10. The method of claim 1 further comprising removing one or more metal pieces from among the plurality of sockets of the compute platform to enable plugging of the module.

11. The method of claim 1 wherein an enclosure of the compute platform includes metal piece modification to enable plugging of the module into the one or more adjacent sockets.

12. The method of claim 1 wherein the expanded functionality includes one or more of SSDs, NVRAMs, NICs, FPGAs, GPUs, and acceleration ASICs.

13. The method of claim 1 wherein the expanded functionality includes connection to an interconnection network.

14. (canceled)

15. The method of claim 13 wherein the interconnection network comprises a peer-to-peer (P2P) connection between one or more modules, at least one of which employs the scaling form factor.

16. The method of claim 15 wherein the P2P connection enables inter-module communication.

17. The method of claim 16 wherein the inter-module communication enables fault tolerance.

18. The method of claim 16 wherein the inter-module communication enables swapping out a greater form factor module with two or more lesser form factor modules.

19. The method of claim 1 further comprising enabling reduced functionality by idling at least one socket's set of electrical connections of the one or more adjacent sockets.

20. The method of claim 19 wherein the reduced functionality comprises thermal throttling.

21. The method of claim 20 wherein the thermal throttling is controlled by a power controller unit.

22. The method of claim 1 wherein the compute platform provides a hardware acceleration function.

23. The method of claim 22 wherein the hardware acceleration function comprises one or more domain specific frameworks.

24. (canceled)

25. The method of claim 1 wherein the module comprises a U.2 form factor.

26. The method of claim 1 wherein the module comprises an M.2 form factor.

27-29. (canceled)

30. A computer program product embodied in a non-transitory computer readable medium for platform optimization, the computer program product comprising code which causes one or more processors to perform operations of:

obtaining a compute platform pluggable module form factor and functionality, wherein the form factor enables single socket plugging within a plurality of sockets on a compute platform, and wherein the form factor employs electrical connections in each socket;

establishing a scaling form factor commensurate with one or more adjacent sockets on the compute platform, wherein the one or more adjacent sockets each provide similar functionality for modules, and wherein the one or more adjacent sockets can be used interchangeably without loss of functionality of the compute platform; and

providing a single, integrated, rigid module according to the scaling form factor that plugs into the one or more adjacent sockets of the compute platform, wherein: the module provides expanded functionality over a single-plug form factor module; the expanded functionality is enabled through use of electrical connections of each socket of the one or more adjacent sockets; and the module is detected as a single device by the compute platform.
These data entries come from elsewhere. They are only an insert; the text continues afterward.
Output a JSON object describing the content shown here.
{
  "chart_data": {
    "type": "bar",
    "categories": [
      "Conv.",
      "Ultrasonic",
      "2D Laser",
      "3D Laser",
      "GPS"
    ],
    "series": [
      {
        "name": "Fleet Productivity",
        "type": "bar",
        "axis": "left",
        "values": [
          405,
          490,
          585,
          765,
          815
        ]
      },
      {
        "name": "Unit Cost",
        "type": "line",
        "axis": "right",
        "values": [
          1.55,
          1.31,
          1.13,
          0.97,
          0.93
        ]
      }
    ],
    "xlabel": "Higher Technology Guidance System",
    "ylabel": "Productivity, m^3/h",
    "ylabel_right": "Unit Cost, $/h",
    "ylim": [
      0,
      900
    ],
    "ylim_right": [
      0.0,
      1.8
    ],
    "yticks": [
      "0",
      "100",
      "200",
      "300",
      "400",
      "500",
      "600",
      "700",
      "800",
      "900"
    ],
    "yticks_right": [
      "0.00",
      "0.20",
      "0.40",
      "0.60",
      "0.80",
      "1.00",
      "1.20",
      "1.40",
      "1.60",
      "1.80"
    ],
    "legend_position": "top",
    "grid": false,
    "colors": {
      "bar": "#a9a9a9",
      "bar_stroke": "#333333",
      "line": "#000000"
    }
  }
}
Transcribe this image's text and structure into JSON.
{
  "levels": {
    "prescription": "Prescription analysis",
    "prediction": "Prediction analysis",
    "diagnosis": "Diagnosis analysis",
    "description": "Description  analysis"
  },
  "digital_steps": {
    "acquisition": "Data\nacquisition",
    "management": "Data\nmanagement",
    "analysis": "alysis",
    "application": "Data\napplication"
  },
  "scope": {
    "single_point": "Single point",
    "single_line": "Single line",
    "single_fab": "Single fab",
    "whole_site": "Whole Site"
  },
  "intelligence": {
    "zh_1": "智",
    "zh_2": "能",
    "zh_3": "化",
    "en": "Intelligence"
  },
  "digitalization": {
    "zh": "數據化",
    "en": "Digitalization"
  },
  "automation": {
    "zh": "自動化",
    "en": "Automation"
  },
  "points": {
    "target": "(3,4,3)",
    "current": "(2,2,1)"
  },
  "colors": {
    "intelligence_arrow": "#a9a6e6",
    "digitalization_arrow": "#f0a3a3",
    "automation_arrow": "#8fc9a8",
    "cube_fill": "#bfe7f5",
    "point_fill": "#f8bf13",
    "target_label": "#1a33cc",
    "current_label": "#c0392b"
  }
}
31. A computer system for platform optimization comprising:

a memory which stores instructions;

one or more processors attached to the memory wherein the one or more processors, when executing the instructions which are stored, are configured to: obtain a compute platform pluggable module form factor and functionality, wherein the form factor enables single socket plugging within a plurality of sockets on a compute platform, and wherein the form factor employs electrical connections in each socket; establish a scaling form factor commensurate with one or more adjacent sockets on the compute platform, wherein the one or more adjacent sockets each provide similar functionality for modules, and wherein the one or more adjacent sockets can be used interchangeably without loss of functionality of the compute platform; and provide a single, integrated, rigid module according to the scaling form factor that plugs into the one or more adjacent sockets of the compute platform, wherein: the module provides expanded functionality over a single-plug form factor module; the expanded functionality is enabled through use of electrical connections of each socket of the one or more adjacent sockets; and the module is detected as a single device by the compute platform.